Enum to define PWL design algorithm.

Values:

enumerator UNDEFINED

PWL approximation algorithm is undefined.

enumerator RECURSIVE_DESCENT

Recursive Descent Algorithm.

enumerator UNIFORM_DISTRIBUTION

Uniform distribution algorithm.

Variables

static constexpr Property<std::string, PropertyMutability::RO> library_full_version = {"GNA_LIBRARY_FULL_VERSION"}

Property to get an std::string of GNA Library version, usually in the form <API_REVISION>.<RELEASE_LINE>.<RELEASE>.<BUILD>

static constexpr Property<std::map<std::string, float>> scale_factors_per_input = {"GNA_SCALE_FACTOR_PER_INPUT"}

Scale factor provided by the user to use static quantization. This option should be used with floating point value serialized to string with . (dot) as a decimal separator.

In the case of multiple inputs, individual scale factors can be provided using the map where key is layer name and value is scale factor.
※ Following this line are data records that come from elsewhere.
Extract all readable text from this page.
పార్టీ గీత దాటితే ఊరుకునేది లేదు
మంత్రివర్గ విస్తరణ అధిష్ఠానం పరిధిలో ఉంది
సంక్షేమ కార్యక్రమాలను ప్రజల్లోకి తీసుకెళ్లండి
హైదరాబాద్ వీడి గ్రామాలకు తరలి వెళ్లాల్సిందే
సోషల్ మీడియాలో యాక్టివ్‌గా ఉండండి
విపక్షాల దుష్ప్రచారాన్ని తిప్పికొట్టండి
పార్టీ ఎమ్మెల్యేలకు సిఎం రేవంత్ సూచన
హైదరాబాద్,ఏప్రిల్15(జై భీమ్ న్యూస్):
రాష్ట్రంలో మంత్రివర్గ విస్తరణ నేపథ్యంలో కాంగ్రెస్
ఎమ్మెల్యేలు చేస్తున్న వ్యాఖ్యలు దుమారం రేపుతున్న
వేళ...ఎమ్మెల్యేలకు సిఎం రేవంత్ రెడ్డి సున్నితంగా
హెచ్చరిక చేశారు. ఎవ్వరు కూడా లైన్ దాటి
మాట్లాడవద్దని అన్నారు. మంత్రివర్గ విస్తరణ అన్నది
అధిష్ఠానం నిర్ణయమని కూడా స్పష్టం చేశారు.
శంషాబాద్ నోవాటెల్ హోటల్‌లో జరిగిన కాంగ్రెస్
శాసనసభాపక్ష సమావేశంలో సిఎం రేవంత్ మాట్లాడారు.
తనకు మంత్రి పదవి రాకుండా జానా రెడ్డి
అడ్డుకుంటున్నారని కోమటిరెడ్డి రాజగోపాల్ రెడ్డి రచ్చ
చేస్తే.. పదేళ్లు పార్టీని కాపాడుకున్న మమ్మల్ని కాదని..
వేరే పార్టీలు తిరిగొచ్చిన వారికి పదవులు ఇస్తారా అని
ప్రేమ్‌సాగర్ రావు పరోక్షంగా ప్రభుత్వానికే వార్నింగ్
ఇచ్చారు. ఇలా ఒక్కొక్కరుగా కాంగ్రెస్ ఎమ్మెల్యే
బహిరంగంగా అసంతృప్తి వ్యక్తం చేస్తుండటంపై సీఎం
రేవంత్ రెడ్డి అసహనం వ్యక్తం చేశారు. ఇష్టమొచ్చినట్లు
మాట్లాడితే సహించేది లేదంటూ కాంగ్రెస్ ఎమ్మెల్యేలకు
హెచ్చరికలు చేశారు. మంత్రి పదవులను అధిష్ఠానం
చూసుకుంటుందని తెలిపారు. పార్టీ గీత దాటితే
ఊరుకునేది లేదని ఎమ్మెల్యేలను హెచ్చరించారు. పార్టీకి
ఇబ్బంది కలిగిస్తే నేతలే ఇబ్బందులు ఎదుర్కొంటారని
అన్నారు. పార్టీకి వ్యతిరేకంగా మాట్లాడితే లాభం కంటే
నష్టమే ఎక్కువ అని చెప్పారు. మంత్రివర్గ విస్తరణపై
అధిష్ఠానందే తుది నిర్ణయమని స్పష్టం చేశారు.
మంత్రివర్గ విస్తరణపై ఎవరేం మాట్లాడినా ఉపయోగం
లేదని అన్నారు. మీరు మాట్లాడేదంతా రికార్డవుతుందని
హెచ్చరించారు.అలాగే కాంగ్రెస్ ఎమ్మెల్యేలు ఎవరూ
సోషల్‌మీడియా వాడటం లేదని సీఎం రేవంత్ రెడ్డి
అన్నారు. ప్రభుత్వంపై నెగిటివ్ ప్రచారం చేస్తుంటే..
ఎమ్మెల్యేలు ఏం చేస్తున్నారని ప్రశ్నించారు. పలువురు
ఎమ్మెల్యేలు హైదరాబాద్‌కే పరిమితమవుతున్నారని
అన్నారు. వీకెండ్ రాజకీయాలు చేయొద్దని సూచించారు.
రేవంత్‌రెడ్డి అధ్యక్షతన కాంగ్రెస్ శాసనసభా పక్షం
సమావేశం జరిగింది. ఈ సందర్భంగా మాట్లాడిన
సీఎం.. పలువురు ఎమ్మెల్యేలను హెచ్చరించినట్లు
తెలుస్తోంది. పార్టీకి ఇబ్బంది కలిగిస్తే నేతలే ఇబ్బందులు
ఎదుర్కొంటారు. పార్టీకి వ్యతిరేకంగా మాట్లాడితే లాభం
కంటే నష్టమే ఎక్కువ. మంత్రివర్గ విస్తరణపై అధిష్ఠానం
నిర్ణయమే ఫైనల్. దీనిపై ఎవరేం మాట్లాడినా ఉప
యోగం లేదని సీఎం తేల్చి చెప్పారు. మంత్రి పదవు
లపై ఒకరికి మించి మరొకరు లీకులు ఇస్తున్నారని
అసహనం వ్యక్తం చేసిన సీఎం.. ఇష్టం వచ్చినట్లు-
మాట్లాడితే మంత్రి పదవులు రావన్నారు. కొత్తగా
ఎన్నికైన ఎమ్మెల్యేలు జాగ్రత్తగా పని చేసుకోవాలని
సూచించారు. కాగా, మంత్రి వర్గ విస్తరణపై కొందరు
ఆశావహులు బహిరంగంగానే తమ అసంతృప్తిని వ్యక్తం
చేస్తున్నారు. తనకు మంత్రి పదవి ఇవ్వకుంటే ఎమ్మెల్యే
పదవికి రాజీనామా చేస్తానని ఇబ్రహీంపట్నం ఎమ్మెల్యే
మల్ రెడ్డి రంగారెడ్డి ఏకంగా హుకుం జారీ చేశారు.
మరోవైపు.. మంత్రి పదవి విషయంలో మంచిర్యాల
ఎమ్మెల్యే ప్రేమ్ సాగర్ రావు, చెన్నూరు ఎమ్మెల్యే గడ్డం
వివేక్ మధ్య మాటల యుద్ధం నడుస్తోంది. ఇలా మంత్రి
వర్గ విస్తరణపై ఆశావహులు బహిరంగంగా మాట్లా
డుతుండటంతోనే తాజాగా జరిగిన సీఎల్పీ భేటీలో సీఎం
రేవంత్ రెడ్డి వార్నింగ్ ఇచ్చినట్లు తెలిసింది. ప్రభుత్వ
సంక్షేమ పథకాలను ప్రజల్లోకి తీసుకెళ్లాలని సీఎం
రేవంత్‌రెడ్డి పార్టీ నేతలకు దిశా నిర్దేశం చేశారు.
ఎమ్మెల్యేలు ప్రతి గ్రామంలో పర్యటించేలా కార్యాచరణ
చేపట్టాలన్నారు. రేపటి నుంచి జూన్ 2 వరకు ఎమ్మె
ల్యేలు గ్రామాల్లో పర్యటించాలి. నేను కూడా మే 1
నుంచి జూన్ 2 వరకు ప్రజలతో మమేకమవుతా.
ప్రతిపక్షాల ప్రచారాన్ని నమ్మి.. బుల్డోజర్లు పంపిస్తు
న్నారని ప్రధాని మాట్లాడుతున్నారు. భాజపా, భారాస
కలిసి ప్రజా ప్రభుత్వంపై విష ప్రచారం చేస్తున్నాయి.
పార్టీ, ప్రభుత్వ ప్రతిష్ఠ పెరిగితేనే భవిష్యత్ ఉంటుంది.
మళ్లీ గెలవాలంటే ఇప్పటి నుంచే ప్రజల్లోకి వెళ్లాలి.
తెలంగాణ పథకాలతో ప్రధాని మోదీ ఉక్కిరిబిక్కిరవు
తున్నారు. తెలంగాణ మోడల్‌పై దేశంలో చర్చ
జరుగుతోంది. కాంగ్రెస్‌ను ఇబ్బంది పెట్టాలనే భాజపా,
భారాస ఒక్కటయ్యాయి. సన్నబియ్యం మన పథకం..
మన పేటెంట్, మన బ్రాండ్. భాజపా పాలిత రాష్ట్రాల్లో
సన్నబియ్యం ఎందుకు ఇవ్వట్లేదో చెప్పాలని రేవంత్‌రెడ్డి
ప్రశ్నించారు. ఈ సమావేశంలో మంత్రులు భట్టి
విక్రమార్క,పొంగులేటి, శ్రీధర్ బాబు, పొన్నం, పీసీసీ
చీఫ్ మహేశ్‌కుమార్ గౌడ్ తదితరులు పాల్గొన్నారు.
The input name shall not contain symbol “:”. Example:

ov::Core core;
auto model = core.read_model(model_path);
std::map<std::string, float> scale_factors;
for (auto& input : model->inputs()) {
    scale_factors[input.get_any_name()] = 1.0f;
}
core.set_property("GNA", ov::intel_gna::scale_factors_per_input(scale_factors));

static constexpr Property<std::string> firmware_model_image_path = {"GNA_FIRMWARE_MODEL_IMAGE"}

if turned on, dump GNA firmware model into specified file

static constexpr Property<ExecutionMode> execution_mode = {"GNA_DEVICE_MODE"}

GNA proc_type setting that should be one of AUTO, HW, GNA_HW_WITH_SW_FBACK, GNA_SW_EXACT or SW_FP32.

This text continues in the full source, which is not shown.